L'Encyclopédie sur la mort


Travail de deuil et de ritualité

Raymond Lemieux

«Un rituel de funérailles ne peut certes se substituer au long travail de deuil* qui s'effectue dans la vie quotidienne. Il représente cependant un moment fort de ce travail, un temps de condensation et de déplacement de l'émotion. Il en officialise l'expression et en prend charge collectivement.» (op. cit, p. 12)
Dans son sens le plus ancien, le mot liturgie - du grec leitos (public) et ourgos (travail) - désigne aussi un travail pour le peuple, un service d'État. Dans les siècles précédant l'arrivée du christianisme, ce service à la communauté comportait deux secteurs spécialisés: le culte de la divinité et le génie militaire. Les citoyens riches et en vue pouvaient s'y adonner, par exemple, en recrutant un choeur pour la célébration d'une fête ou en armant un navire pour la défense du port. Plus tard, en régime chrétien, la liturgie a formé le principal mode d'éducation du peuple, une éducation qui ne consistait pas seulement à assurer «la rencontre des hommes et de Dieu» mais à rendre visibles les normes sociales , exprimer l'ordre la civilisation et l'éthique nécessaire aux rapports des humains les uns avec les autres. Quand Charlemagne et ses successeurs, par exemple, uniformisent la liturgie de leur Empire, alors que chaque région a jusque-là développé ses manières (gallicane, romaine, wisigothes, mozarabe) de célébrer les fêtes et rites chrétiens, c'est bien qu'ils entendent donner à l'Empire carolingien une assise culturelle commune. [...] Ciment de la communauté et ferment de la conscience identitaire, le «travail» liturgique comporte ainsi nécessairement, une importante dimension sociale, voire politique.

[...]

Quelqu'il soit un rituel pose la question de la communauté célébrante.

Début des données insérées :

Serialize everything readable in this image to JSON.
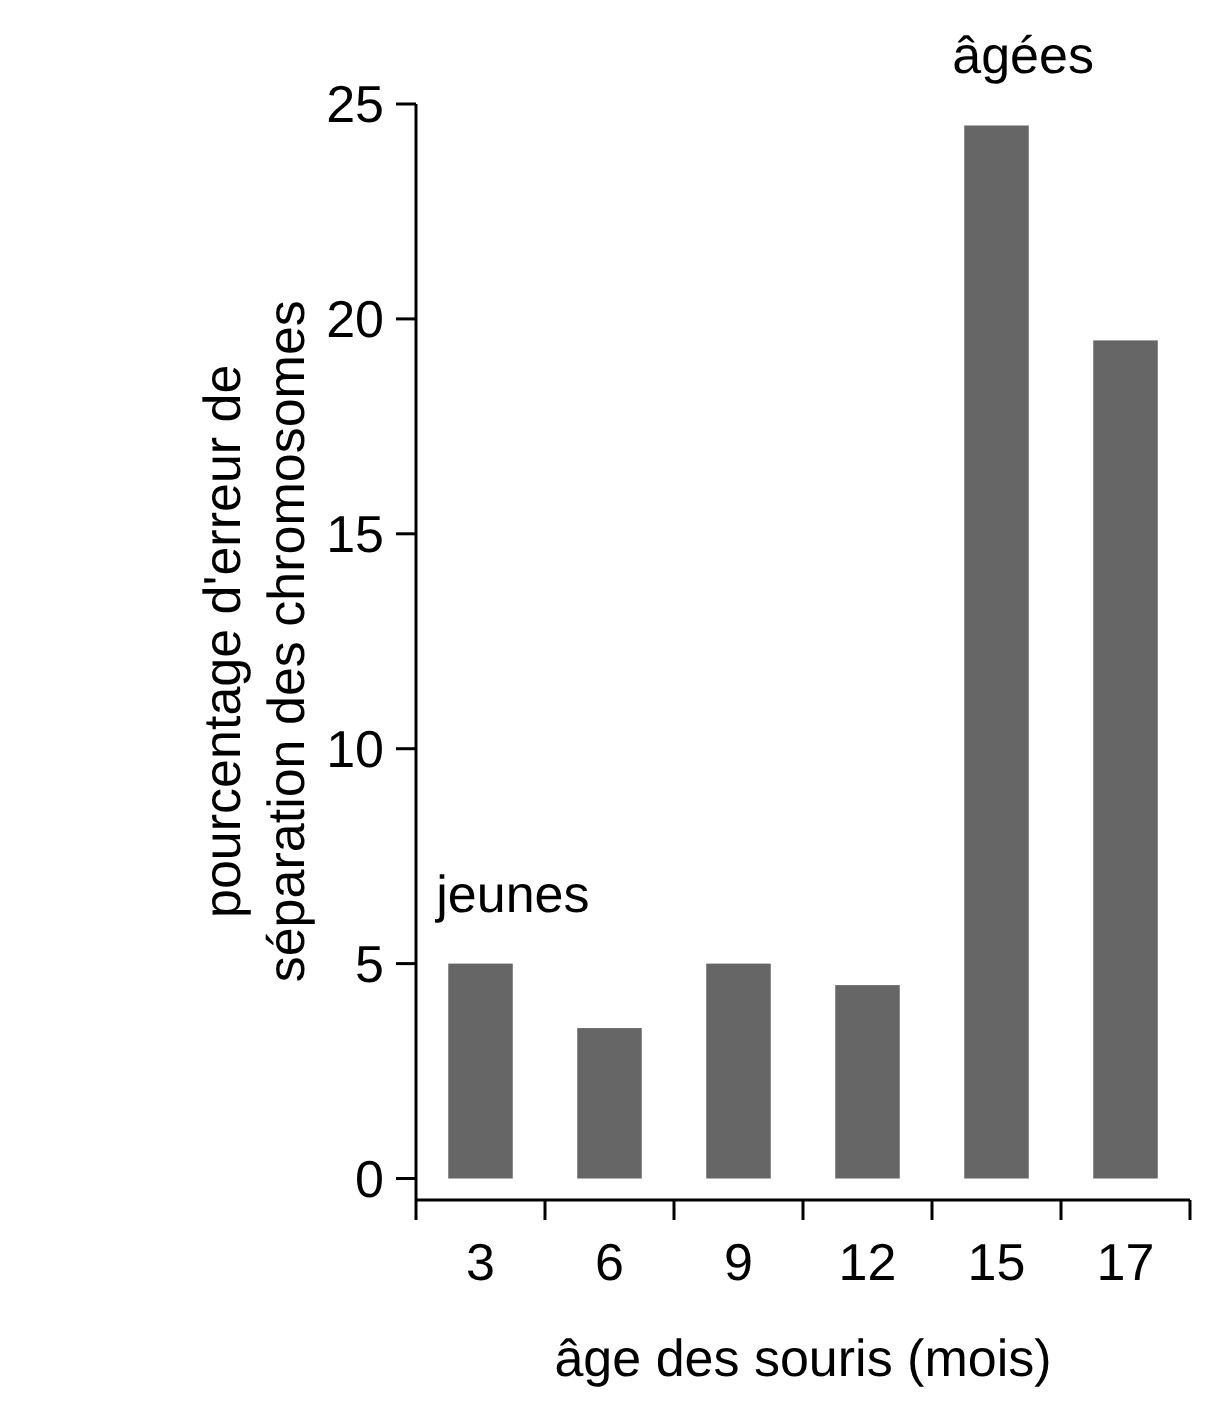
{
  "chart_data": {
    "type": "bar",
    "xlabel": "âge des souris (mois)",
    "ylabel": "pourcentage d'erreur de\nséparation des chromosomes",
    "categories": [
      "3",
      "6",
      "9",
      "12",
      "15",
      "17"
    ],
    "values": [
      5,
      3.5,
      5,
      4.5,
      24.5,
      19.5
    ],
    "color": "#666666",
    "ylim": [
      -0.5,
      25
    ],
    "yticks": [
      0,
      5,
      10,
      15,
      20,
      25
    ],
    "grid": false,
    "annotations": [
      {
        "text": "jeunes",
        "x": "3",
        "y": 5
      },
      {
        "text": "âgées",
        "x": "15",
        "y": 24.5
      }
    ]
  }
}
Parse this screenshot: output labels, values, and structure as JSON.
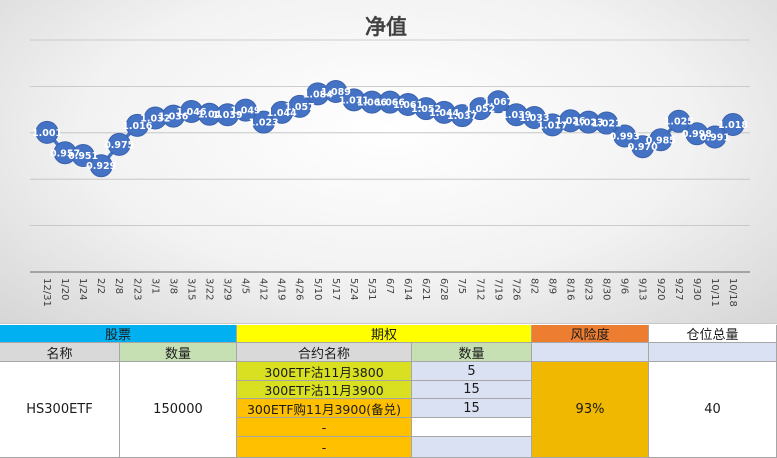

Pour être signifiants, les mots et les gestes qui y sont posés doivent être facilement reconnaissables pour ceux qui y participent. Ils doivent donc, pour cela, appartenir à un groupe humain. Mais en même temps que la communauté s'y affirme en ce qui l'unit, le sujet doit pouvoir s'y reconnaître dans sa singularité. Un rituel représente un espace symbolique dont l'enjeu, ainsi posé, est l'inscription de la singularité dans un langage commun qui devient, pour celle-ci, acceptable et porteur de sens. Le rituel appartient à la communauté mais chacun doit pouvoir y inscrire sa dramatique propre, soit celle-là même de sa vulnérabilité et de sa blessure.

[...]

Dans les sociétés sécularisées d'aujourd'hui, les rituels funéraires sont en pleine mutation. Les confessions religieuses ne peuvent plus en assurer le contrôle exclusif depuis qu'elles sont confrontées à la dispersion de leurs membres et à l'éclatement des représentations de sens. Le sens est désormais géré dans une logique de marché qui privilégie non pas l'entente communautaire mais la satisfaction des individus. Dans le pluralisme qui en est la conséquence, aucune entente préalable ne peut plus être présumée parmi les endeuillés. même s'ils parviennent d'une même lignée familiale et sont rassemblés au nom d'une blessure commune. Le marché offre à chacun des produits de toutes provenances, aussi bien empruntés aux traditions qu'inventés sur place. Cela, certes, n'enlève rien aux enjeux de vulnérabilité et de confrontation aux limites que représente l'expérience de la mort. Mais cela explique la diversité des demandes désormais adressés aux thanatologues, entrepreneurs spécialistes de la gestion du deuil, comme aux représentants des communautés de foi traditionnelles sollicitées dans de multiples directions.

Dans une telle conjoncture, comment un rituel peut-il remplir sa fonction, jeter des ponts sur l'angoisse existentielle en faisant appel au champ de l'Autre, tout en satisfaisant les demandes des individus qui en deviennent les consommateurs? C'est dans ce contexte qu'il faut aussi penser le rôle de la musique*.